Но моя расточительность вовсе не вызвала у Михала восторгов. Он охотно пользовался моей щедростью для явных и тайных целей, но я чувствовала, что он в глубине души стыдится меня, с грустью считает идиоткой. И все же подо льдом повседневности текла река нашей любви, то глубокая, то мелкая, с неожиданными поворотами. В детстве меня во всем ограничивали, и мне хотелось, ничего не требуя взамен, дать своему ребенку все то, чего когда-то не дала мне мать. Из-за того, что Петр вечно отсутствовал, а также потому, что и я и мой муж были единственными детьми, мои отношения с сыном складывались как бы за пределами семьи, напоминая союз незаконной пары с постоянной борьбой и примирениями. У нас были свои тайны и свои счеты. Михал знал, что в одиночество моего замужества вторгаются мужчины и что мир мой замкнулся на одном из них. Он потворствовал нашим свиданиям, я частенько ловила его то шутливые, то иронические взгляды, к Яну он относился с дружеским доверием. Но однажды, когда я переодевалась, собираясь на свидание, он вошел в комнату, в руках у него был его любимый свитер. Верхняя губа, вытянутая в прямую линию, делала его лицо желчно-упрямым. «Это для Яна, — сказал он. — Ян уже меня в плечах, и вообще можешь больше обо мне не заботиться». Голос у него дрогнул. Он был взбешен и вместе с тем казался беспомощным, словно бы угодил в капкан. В тот день я никуда не пошла, ночью плакала, а утром написала Яну письмо о том, что разойтись с Петром не могу.

Был конец 1938 года. Михалу исполнилось четырнадцать лет. Четырнадцать моих лучших лет, которые я подарила ему насовсем, так же как лоб и рот. Наступило Рождество. Варшава чувствовала себя столицей избранного народа. Красное море расступилось на восток и на запад, чтобы освободить путь полякам, сплоченным, сильным, готовым быть великой державой. Вечером в сочельник Петр вернулся домой не в духе — после спора с представителями оппозиции — и тотчас же набросился на Михала: «Как ты одет! Носки в клетку, пушистый свитерочек, так наряжаются пижоны. Сейчас же переоденься в нормальный костюм!»

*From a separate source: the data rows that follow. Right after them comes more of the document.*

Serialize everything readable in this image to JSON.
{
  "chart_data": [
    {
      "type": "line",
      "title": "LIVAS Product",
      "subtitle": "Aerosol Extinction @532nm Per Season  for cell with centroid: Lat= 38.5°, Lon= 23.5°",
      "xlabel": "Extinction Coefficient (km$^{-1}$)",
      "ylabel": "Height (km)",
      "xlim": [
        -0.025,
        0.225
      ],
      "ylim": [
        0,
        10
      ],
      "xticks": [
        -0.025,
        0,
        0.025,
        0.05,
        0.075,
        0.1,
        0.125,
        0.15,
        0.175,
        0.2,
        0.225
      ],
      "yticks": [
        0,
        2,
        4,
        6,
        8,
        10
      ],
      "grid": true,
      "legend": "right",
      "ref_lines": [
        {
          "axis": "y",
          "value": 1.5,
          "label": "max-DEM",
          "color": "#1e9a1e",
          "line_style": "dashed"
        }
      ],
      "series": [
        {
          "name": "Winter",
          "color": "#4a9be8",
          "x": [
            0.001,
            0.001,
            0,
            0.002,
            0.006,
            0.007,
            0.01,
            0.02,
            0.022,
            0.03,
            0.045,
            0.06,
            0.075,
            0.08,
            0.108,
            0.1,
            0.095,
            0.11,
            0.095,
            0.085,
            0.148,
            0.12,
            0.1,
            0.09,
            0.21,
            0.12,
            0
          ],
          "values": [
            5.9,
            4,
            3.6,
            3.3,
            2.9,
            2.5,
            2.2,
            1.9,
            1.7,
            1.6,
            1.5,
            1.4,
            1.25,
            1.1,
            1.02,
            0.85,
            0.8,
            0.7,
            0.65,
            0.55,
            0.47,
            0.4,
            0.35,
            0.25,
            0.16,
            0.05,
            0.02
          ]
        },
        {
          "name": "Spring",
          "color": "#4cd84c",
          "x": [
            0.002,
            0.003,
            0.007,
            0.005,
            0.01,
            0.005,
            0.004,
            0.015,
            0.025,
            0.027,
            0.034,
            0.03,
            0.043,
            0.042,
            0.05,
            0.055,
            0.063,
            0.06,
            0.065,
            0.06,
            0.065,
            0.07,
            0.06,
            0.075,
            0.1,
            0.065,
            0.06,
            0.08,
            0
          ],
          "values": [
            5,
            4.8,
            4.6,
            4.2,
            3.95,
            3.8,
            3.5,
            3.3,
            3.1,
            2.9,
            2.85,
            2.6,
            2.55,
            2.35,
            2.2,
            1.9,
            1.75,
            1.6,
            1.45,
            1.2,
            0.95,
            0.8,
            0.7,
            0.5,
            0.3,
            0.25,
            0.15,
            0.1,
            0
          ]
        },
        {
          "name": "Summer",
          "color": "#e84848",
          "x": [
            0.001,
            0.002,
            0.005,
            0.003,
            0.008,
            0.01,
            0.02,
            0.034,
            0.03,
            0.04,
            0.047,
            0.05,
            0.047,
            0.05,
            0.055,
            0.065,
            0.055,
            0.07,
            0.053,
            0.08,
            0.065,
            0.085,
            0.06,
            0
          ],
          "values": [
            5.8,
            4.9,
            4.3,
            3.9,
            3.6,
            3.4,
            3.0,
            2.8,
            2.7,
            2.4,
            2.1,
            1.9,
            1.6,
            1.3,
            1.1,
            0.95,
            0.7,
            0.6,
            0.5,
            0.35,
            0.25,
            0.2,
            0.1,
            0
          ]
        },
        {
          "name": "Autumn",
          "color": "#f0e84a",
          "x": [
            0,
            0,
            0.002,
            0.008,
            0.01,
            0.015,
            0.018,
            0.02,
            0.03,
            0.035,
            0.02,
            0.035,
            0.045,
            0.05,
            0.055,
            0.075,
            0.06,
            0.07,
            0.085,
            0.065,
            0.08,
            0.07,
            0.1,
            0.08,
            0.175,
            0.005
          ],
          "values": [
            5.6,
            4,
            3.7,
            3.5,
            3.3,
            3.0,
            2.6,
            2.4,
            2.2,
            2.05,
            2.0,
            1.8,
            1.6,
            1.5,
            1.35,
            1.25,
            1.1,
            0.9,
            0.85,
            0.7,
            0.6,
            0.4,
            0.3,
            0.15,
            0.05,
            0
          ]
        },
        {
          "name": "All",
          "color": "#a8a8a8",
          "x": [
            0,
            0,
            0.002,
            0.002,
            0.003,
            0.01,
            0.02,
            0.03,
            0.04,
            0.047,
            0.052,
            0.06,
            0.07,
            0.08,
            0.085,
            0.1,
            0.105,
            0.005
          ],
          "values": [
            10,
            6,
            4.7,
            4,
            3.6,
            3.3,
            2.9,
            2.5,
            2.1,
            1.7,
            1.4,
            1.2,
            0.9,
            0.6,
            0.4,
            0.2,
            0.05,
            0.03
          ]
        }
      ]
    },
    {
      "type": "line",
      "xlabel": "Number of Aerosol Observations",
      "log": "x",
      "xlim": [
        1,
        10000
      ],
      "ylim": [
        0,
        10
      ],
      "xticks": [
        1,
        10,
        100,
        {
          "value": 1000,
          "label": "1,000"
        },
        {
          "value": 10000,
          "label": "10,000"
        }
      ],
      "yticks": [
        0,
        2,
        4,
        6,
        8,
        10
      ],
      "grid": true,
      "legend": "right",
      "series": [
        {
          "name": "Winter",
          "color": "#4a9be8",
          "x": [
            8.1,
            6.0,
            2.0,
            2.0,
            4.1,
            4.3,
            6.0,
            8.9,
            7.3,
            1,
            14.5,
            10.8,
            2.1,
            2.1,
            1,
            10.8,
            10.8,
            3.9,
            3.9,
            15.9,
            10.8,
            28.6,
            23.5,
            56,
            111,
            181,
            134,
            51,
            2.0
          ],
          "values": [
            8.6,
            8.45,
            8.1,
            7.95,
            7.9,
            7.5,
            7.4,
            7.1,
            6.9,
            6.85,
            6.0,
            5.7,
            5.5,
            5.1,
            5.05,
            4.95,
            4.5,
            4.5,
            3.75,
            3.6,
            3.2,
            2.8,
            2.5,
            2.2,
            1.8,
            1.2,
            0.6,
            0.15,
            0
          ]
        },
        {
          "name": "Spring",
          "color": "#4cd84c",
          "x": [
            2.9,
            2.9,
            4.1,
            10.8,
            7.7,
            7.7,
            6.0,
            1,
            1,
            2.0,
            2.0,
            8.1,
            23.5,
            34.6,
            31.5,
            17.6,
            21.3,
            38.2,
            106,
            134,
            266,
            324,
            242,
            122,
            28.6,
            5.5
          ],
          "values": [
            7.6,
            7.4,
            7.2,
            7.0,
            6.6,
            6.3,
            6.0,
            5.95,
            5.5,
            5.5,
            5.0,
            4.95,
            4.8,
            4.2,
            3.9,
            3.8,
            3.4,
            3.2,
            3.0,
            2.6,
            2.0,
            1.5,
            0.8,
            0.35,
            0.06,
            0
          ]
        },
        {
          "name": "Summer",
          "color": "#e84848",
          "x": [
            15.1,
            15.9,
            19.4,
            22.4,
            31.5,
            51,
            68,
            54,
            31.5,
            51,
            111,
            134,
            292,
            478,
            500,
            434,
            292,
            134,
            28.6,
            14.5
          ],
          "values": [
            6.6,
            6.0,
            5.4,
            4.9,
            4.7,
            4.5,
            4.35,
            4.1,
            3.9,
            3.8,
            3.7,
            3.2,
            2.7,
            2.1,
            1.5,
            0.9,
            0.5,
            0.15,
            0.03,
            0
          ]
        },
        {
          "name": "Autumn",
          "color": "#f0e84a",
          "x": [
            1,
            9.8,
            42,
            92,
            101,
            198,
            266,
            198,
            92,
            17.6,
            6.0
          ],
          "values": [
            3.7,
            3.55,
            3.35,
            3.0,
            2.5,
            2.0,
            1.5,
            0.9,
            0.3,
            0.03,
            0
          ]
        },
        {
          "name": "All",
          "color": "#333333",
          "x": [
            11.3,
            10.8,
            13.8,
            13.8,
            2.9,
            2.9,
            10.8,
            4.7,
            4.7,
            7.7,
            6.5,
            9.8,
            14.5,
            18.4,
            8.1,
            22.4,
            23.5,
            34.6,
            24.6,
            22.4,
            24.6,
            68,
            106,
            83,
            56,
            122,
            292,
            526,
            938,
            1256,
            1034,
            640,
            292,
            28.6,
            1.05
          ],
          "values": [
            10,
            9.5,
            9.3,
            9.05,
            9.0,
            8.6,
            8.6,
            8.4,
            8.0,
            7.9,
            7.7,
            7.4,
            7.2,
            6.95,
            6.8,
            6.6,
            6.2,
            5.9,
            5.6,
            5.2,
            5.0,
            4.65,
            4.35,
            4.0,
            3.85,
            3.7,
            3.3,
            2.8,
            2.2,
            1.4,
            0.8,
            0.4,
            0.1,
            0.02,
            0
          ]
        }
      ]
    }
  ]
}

— Это спортивный костюм, Петр, мой рождественский подарок. Он так оделся, потому что через два часа едет в Закопане кататься на лыжах, — вступилась я за сына.

Михал, по-праздничному безмятежный, даже не шелохнулся в кресле.

— Никакого смысла нет переодеваться, — сказал он зевая.

Петр стукнул по столу кулаком:

— Это не кабак для пижонов! Ты никуда не поедешь! Марш в комнату!

— А ты-то при чем! Это мама заплатила за билет и за пансион.

В эту минуту картина расплылась. Помню только бледное лицо Михала, мелькавшее на фоне поблескивавшей елки, искаженное гримасой лицо Петра и мерные удары кочерги, оставлявшей следы на белом свитере. Наконец я услышала чей-то жалобный плач и всхлипывания, где-то хлопнули двери, я бросилась к Петру и без разбора стала молотить его кулаками. Что было потом, не помню. Помню только лишь, что уже после сочельника Петр с Михалом сидели на диване рядышком как ни в чем не бывало и вместе листали какой-то журнал; Михал был теперь в темном костюме и, когда я ему подала сладости, глянул на меня вызывающе. Сердце у меня болело, елка светилась где-то далеко в пустом пространстве, я осталась одна, на развалинах.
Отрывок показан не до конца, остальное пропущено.